Macar kadim tarihi, Türk-Macar ilişkileri açısından son derece önemli bir dönem olup Macarların çeşitli
Türk kavimleriyle olan erken dönem ilişkilerinin temelleri bu dönemde atılmış ve bu ilişki günümüze kadar devam
etmiştir. Bu dönem ilişkilerinin tarihi V. yüzyıla dayandırılmakta ve IX. yüzyılda Macarların bugünkü yurtları
olan Karpat Havzası’na yerleşmesine kadar devam etmektedir. Yaklaşık beş yüz yıl süren bu süreç içinde Macarlar
Türk kavimlerinin hâkimiyeti altında veya komşuluğunda yaşayarak Türklerle çok sık temasta bulunmuşlardır.
Macarların bu erken Orta Çağ Dönemi’ni basit ve kesin ifadelerle anlatmak zor olsa da eldeki veriler Türk-Macar
tarihî ilişkilerinin boyutunu ortaya koyacak düzeydedir.
Macar kadim tarihi olarak adlandırılan bu dönemin aydınlatılmasında Macar dilinin erken dönem yabancı
yazılı kaynakları önemli bir yer teşkil etmektedir. Son dönemde yapılan çalışmalar bu alana önemli katkılar
sağlamakla birlikte erken dönem yabancı yazılı kaynaklar bu çalışmalara temel oluşturması ve Macar kadim tarihi
meselesine ışık tutması bakımından büyük bir önem arz etmektedir. Bu dönemin aydınlatılmasında başta Arapça,
Farsça, Yunanca (Bizans) yazılmış kaynaklar olmak üzere pek çok yabancı kaynak referans olmakta ve bu
kaynaklarda Macarlar Türk kavimleriyle özdeşleştirilmektedir. Kadim Macarlar ilk olarak Buharalı bilim insanı
ve aynı zamanda devlet yönetiminde söz sahibi olan Ceyhânî’nin (ö. 330/942) X. yüzyılın başlarında kaleme aldığı
coğrafya eserinde ortaya çıkmakta ve söz konusu eseri temel alarak oluşturulan daha sonraki Arapça ve Farsça
yazılmış kayıtlarda çoğunlukla kendi Etnonimleriyle (Macar) ya da başka Türk kavimlerinin adlarıyla
adlandırılmaktadır. Daha sonra X. yüzyılda kaleme alınan Yunanca (Bizans) kaynaklarda ise Türk adıyla
anılmaktadır. Bu çalışmada çoğunlukla kadim Macarlar hakkında somut ve doğrudan veriler sunularak döneme
tanıklık eden bu ana kayıtlar temel alınmaktadır. Söz konusu yabancı kayıtları temel alarak oluşturulan Macar
kadim tarihi araştırmaları ve Macar literatürü de bu çalışmanın bir diğer kaynak malzemesini oluşturmaktadır.

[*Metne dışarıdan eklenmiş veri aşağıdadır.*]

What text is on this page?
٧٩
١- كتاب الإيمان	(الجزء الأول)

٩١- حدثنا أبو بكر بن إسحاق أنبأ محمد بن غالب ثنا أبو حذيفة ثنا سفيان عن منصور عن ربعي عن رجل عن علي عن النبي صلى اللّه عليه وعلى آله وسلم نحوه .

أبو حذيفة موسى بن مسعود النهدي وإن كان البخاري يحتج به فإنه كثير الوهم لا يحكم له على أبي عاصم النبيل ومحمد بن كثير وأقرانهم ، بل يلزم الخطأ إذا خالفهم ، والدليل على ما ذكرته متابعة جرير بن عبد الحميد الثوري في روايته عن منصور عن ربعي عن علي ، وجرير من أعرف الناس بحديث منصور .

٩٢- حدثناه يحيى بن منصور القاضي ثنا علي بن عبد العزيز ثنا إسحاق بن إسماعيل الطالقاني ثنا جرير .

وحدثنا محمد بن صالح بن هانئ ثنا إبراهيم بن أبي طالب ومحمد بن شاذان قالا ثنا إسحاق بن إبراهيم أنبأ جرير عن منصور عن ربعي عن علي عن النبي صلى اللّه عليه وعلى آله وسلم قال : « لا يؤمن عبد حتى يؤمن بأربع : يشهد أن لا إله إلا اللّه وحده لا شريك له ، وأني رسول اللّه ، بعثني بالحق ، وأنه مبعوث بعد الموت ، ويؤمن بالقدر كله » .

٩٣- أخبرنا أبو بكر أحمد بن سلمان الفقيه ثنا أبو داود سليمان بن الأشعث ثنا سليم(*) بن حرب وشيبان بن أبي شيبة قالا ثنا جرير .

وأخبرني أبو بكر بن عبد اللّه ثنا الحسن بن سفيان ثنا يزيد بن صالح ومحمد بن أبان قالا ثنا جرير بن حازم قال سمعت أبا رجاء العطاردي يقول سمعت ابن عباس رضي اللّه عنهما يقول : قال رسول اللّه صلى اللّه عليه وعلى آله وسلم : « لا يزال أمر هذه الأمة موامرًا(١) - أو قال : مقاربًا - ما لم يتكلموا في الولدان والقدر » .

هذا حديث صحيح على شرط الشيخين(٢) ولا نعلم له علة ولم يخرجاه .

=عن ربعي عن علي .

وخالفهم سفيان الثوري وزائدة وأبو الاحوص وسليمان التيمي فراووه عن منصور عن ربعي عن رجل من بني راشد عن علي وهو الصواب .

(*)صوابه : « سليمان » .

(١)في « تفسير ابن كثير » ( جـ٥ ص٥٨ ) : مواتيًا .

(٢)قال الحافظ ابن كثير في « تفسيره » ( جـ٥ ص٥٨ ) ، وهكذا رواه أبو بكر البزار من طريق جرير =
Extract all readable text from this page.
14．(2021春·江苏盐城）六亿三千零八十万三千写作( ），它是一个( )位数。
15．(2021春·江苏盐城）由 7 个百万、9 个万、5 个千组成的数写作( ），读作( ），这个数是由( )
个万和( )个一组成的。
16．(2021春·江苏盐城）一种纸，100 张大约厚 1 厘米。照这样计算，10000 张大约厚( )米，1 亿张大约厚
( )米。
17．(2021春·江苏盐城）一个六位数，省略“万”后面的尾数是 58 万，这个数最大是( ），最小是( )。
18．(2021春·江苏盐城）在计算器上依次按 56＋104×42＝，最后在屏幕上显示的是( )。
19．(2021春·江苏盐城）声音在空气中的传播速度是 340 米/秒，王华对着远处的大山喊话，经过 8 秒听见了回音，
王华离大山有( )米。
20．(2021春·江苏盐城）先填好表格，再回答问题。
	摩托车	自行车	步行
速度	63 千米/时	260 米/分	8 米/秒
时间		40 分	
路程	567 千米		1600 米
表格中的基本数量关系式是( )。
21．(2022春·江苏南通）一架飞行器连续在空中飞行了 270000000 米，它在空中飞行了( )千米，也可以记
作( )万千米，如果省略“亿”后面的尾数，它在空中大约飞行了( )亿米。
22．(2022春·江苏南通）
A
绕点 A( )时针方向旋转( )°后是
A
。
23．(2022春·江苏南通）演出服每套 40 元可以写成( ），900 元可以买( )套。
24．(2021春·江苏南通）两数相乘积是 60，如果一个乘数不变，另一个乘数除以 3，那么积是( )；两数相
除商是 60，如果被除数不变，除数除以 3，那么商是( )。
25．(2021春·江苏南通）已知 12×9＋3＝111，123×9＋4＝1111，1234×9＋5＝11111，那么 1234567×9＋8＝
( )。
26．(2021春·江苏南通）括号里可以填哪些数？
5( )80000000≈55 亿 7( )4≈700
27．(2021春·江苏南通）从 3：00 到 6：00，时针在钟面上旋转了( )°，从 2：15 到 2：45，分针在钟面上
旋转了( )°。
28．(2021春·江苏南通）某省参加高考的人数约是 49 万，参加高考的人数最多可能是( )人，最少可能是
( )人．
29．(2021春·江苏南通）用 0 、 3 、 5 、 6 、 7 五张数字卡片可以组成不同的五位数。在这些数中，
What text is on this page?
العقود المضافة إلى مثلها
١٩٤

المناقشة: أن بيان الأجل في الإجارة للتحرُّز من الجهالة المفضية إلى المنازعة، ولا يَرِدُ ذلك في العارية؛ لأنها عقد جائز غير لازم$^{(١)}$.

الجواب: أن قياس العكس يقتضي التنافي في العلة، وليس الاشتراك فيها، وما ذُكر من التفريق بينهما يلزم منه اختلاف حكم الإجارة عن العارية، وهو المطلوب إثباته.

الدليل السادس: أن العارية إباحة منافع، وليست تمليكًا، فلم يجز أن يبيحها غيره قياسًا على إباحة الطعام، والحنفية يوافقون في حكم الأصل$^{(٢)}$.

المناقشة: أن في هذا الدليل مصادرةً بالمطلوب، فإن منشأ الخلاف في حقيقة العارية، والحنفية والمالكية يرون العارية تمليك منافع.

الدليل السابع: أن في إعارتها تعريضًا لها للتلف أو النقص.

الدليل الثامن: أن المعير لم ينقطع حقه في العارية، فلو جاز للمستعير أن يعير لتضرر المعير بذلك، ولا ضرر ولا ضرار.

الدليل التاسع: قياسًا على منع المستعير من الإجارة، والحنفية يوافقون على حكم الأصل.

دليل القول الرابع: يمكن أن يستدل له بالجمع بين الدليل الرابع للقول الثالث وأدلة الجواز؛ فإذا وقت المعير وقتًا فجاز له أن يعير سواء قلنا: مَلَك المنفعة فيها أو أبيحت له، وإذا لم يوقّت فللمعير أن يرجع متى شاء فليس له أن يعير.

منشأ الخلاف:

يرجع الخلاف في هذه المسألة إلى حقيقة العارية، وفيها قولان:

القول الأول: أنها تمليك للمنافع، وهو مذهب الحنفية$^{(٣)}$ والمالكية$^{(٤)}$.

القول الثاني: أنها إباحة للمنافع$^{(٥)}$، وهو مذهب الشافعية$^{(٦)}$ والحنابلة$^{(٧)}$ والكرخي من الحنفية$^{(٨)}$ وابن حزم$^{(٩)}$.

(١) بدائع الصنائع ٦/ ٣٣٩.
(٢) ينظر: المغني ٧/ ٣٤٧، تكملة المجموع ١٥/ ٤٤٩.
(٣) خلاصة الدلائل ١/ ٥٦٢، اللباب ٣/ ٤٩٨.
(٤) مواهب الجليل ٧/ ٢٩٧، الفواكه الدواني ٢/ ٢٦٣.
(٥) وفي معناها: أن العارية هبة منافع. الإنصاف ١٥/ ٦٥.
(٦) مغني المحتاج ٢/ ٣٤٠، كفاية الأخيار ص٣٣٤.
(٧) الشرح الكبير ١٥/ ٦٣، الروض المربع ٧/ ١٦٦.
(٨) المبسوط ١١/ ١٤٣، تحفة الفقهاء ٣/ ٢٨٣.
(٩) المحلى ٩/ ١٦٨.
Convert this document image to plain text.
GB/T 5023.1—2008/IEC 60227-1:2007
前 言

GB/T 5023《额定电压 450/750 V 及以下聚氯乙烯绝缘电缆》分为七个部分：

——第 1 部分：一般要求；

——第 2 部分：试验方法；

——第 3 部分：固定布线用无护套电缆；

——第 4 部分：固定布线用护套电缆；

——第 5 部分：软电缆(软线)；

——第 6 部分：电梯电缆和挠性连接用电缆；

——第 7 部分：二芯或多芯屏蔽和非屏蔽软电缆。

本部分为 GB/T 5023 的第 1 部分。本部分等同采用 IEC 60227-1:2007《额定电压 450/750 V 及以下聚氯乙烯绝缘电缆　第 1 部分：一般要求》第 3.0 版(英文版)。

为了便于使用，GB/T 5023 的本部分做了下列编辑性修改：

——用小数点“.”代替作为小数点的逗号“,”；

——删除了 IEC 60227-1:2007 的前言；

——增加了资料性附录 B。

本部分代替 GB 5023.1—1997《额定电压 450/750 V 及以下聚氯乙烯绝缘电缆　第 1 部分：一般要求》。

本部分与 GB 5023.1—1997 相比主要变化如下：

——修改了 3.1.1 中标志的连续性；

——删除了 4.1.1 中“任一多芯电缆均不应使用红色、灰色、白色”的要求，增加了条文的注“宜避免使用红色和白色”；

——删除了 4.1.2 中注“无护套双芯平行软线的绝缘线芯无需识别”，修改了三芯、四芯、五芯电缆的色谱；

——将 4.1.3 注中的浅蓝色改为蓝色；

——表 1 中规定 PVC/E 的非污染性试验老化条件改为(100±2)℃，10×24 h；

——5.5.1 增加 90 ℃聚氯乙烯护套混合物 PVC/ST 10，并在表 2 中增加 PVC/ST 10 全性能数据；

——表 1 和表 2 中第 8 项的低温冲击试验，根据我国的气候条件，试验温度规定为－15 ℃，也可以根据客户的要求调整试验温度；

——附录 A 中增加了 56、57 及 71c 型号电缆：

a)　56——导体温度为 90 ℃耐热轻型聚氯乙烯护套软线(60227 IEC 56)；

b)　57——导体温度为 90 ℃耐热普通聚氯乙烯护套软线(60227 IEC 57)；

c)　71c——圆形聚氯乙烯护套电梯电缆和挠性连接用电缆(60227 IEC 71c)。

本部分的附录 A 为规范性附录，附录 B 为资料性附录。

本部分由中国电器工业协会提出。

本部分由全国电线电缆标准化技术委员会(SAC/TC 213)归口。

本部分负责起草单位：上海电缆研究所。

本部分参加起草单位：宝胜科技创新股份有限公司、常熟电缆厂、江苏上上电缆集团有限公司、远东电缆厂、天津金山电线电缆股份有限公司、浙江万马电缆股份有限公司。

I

Macarların, yurt tutuş öncesi dönemi tarihi İç Asya tarihiyle bağlantılı olduğu için bu süre zarfında çok sayıda
Türk kavmiyle etkileşime geçmesi kuvvetle muhtemeldir. Fakat bu çalışmada kadim Macarların gerek dilsel
olgular gerekse tarihî kayıtlar aracılığıyla kanıtlanabilen Türk etkileşimi üzerinde durulmuştur. Bu vesileyle TürkMacar ilişkilerinin erken dönem tarihinin özetlenmesi de amaçlanmıştır.